Oleh : DR. H. Abdul Chair Ramadhan, SH, MH, MM.*
(Arrahmah.com) – Konflik horisontal yang terjadi antara kaum Ahlussunnah wal Jamaah dengan Syi’ah memerlukan jaminan stabilitas dan ketertiban oleh lembaga penegak hukum. Penodaan atau penistaan terhadap sahabat dan isteri Nabi Muhammad SAW – sebagai salah satu bentuk penyimpangan ajaran pokok agama – menjadi salah satu perbuatan yang harus dihindari di bawah ancaman sanksi pidana. Larangan ini ditujukan untuk memelihara dan menjaga penghormatan terhadap sahabat dan isteri Nabi Muhammad SAW sebagaimana telah menjadi keyakinan Ahlussunnah wal Jamaah sebagai komunitas terbesar di Indonesia. Adapun sanksi di sini dimaksudkan untuk menjaga ketertiban dan ketentraman di masyarakat. Sanksi pidana mengendalikan perilaku seseorang supaya tidak melakukan penyimpangan dalam ajaran pokok agama.

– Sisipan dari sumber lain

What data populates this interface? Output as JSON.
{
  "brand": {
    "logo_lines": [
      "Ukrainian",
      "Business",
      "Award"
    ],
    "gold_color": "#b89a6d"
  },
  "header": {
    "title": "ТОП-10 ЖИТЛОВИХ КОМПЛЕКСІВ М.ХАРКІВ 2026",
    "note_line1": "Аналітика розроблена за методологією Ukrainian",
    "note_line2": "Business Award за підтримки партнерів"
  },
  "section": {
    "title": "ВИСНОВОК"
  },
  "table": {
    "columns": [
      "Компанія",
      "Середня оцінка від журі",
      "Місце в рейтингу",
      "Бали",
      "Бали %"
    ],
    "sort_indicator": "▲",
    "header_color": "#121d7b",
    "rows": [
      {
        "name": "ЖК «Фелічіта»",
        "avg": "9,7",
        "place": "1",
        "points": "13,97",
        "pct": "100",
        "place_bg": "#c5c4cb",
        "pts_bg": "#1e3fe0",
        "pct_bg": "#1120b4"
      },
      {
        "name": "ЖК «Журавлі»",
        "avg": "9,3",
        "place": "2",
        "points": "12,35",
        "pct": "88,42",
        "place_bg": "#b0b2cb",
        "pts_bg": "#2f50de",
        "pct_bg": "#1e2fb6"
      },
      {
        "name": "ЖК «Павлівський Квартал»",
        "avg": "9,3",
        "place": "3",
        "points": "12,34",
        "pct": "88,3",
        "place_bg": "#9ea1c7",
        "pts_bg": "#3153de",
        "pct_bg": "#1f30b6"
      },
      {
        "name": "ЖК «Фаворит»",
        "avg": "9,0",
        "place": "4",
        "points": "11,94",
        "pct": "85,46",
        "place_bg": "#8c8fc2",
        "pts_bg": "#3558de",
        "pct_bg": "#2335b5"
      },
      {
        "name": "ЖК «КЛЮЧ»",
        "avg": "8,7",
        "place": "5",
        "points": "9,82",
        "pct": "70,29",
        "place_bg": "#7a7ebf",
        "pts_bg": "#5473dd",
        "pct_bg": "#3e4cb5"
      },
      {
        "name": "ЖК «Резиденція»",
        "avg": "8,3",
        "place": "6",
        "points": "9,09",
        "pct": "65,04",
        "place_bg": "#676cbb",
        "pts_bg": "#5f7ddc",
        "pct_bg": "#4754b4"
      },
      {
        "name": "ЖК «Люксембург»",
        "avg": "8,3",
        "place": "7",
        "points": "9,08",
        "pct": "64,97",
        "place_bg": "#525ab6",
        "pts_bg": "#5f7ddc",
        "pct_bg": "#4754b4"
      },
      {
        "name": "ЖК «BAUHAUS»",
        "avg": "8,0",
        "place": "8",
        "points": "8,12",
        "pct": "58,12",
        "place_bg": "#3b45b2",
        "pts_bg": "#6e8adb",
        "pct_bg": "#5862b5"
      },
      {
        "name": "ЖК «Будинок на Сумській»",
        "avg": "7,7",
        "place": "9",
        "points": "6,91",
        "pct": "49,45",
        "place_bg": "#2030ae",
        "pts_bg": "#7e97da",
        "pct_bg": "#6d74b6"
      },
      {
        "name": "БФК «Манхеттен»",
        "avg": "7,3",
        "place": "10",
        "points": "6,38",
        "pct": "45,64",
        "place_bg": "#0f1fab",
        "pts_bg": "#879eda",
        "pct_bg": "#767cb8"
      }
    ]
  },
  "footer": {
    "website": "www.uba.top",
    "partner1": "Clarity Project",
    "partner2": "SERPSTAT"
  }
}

Berbagai perkembangan konflik antara Sunni dengan Syi’ah tidak bisa dilihat hanya dengan pendekatan keagamaan belaka, namun juga harus dengan pendekatan Ketahanan Nasional dengan Kewaspadaan Nasional sebagai pilar utama. Kewaspadaan Nasional sebagai kualitas kesiapan dan kesiagaan yang harus dimiliki oleh bangsa Indonesia untuk mampu mendeteksi, mengantisipasi sejak dini dan melakukan aksi pencegahan berbagai bentuk dan sifat potensi ancaman terhadap NKRI. Ancaman terhadap ajaran pokok agama adalah juga ancaman terhadap Negara secara keseluruhan. Kewaspadaan Nasional adalah juga sebagai manifestasi kepedulian dan rasa tanggung jawab bangsa Indonesia terhadap keselamatan dan keutuhan NKRI. Oleh karena itu Kewaspadaan Nasional harus bertolak dari keyakinan ideologis dan nasionalisme yang kokoh serta perlu didukung oleh pemantauan sejak dini dan terus menerus terhadap implikasi dari situasi serta kondisi yang berkembang baik di dalam negeri maupun luar negeri. Jika mengacu dengan pendekatan Kewaspadaan Nasional dalam mendekati masalah, maka ekspansi ideologi Syi’ah Iran yang mengusung imamah selain bertentangan dengan ideologi Pancasila adalah juga melemahkan rasa, paham dan semangat nasionalisme bangsa Indonesia.
Lebih lanjut, suatu ideologi yang dihasilkan dari penyimpangan ajaran pokok agama, maka penekannya bukan terhadap ideologinya, melainkan terhadap ajaran keagamaan yang menyimpang. Adapun penodaan atau penistaan lebih bersifat resultan dari keyakinan ideologi dan keagamaan seseorang. Jika dipetakan ke dalam bentuk klasifikasi tingkatan tindak pidana (primer-subsider), maka penyimpangan ajaran pokok agama dalam bentuk penguatan ideologi yang mengancam eksistensi Negara adalah termasuk tindak pidana primer, sedangkan penodaan/penistaan termasuk tindak pidana subsider. Penyimpangan ajaran pokok agama yang melahirkan konflik horisontal (das sein) antara kalangan Ahlussunnah wal Jama’ah dengan Syi’ah memerlukan das solen. Konflik tersebut merupakan kenyataan alamiah atau peristiwa konkret (das sein), namun demikian memerlukan kenyataan normatif atau apa yang seyogyanya dilakukan (das solen). Dalam hukum, yang terpenting bukanlah apa yang terjadi melainkan apa yang seharusnya terjadi. Oleh karena kaidah hukum bersifat memerintah, mengharuskan atau preskriptif, maka diperlukan suatu pengaturan normatif dalam bentuk peraturan perundang-undangan.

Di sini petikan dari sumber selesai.